We used deid open source de-identification software and modified it for an Ontario context for use on primary care EMR data. We developed the modified program on a training set of 1000 free-text records from one group practice and then tested it on two validation sets from a random sample of 700 free-text EMR records from 17 different physicians from 7 different practices in 5 different cities and 500 free-text records from a group practice that was in a different city than the group practice that was used for the training set.

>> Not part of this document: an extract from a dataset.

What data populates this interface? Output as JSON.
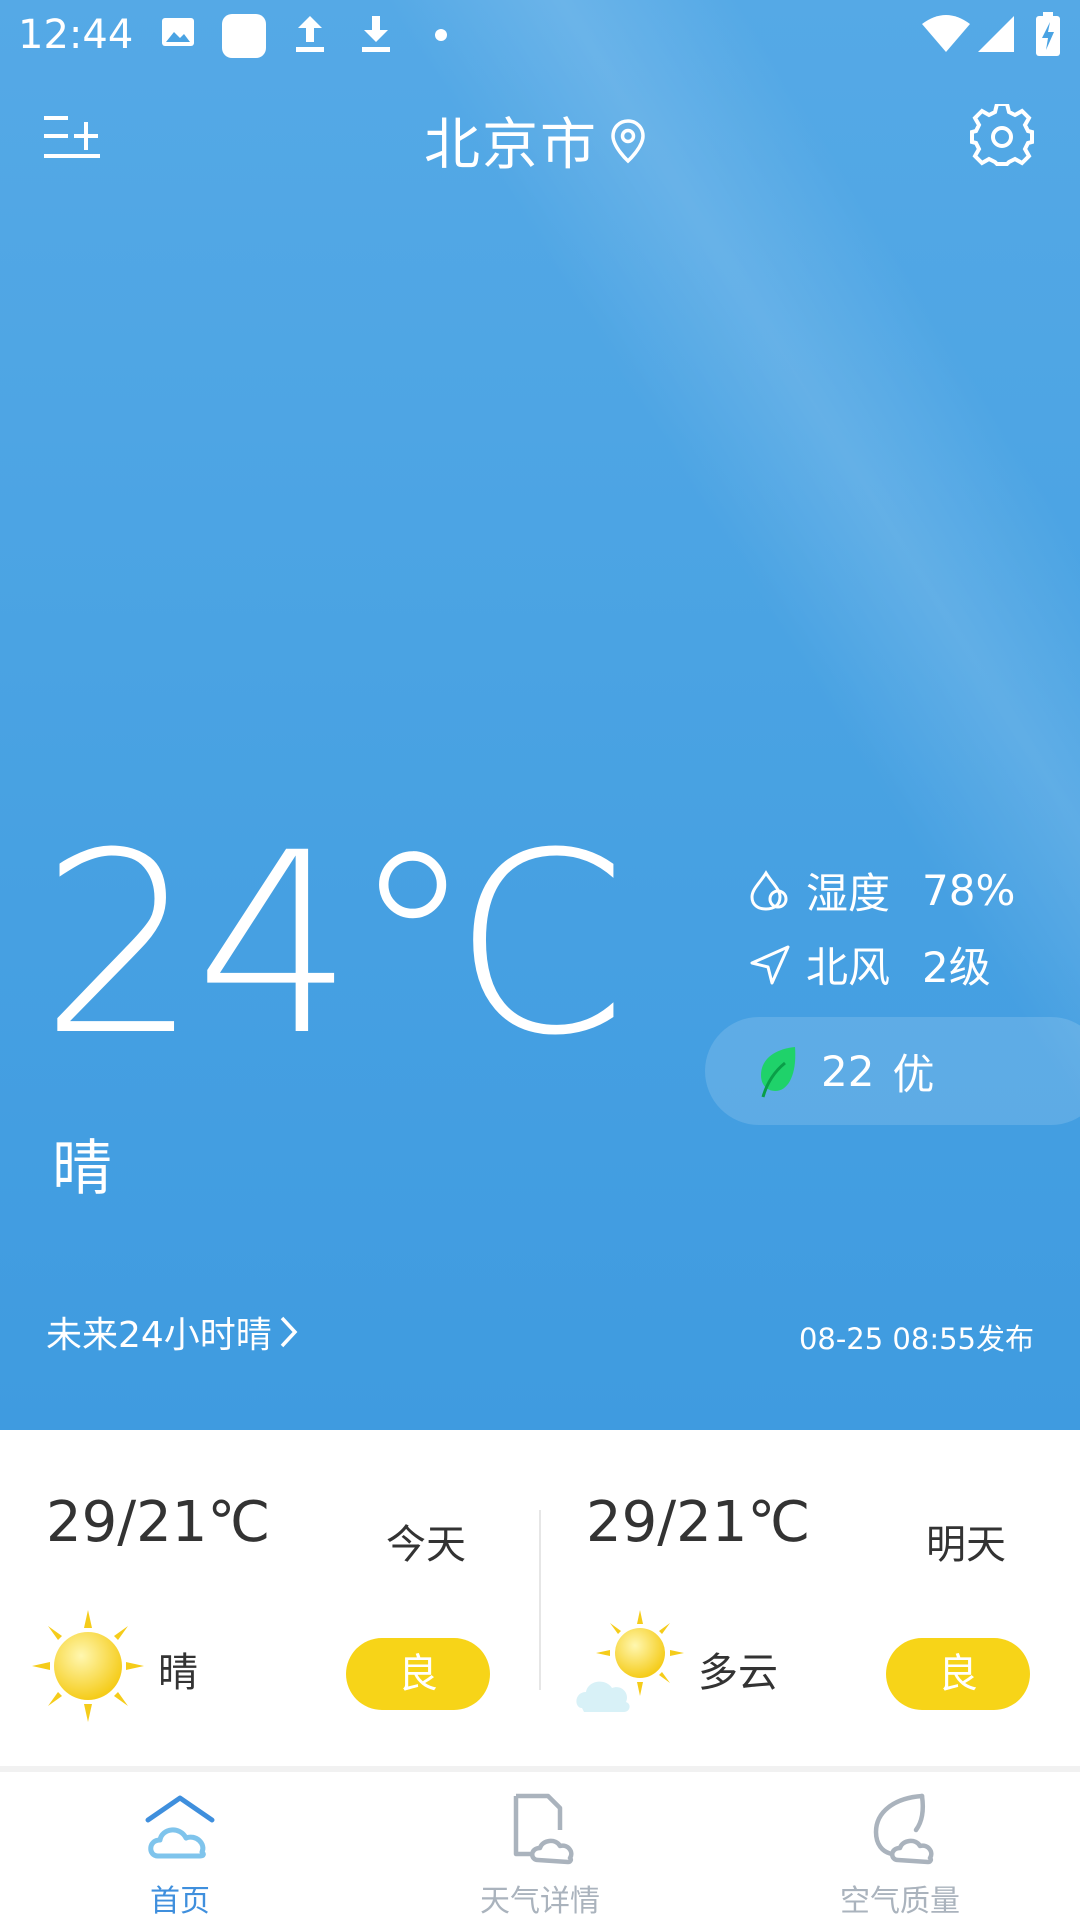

We measured the sensitivity/recall, precision, specificity, accuracy and F-measure of the modified tool against manually tagged free-text records to remove patient and physician names, locations, addresses, medical record, health card and telephone numbers.

Results

We found that the modified training program performed with a sensitivity of 88.3%, specificity of 91.4%, precision of 91.3%, accuracy of 89.9% and F-measure of 0.90. The validations sets had sensitivities of 86.7% and 80.2%, specificities of 91.4% and 87.7%, precisions of 91.1% and 87.4%, accuracies of 89.0% and 83.8% and F-measures of 0.89 and 0.84 for the first and second validation sets respectively.

Conclusion

The deid program can be modified to reasonably accurately de-identify free-text primary care EMR records while preserving clinical content.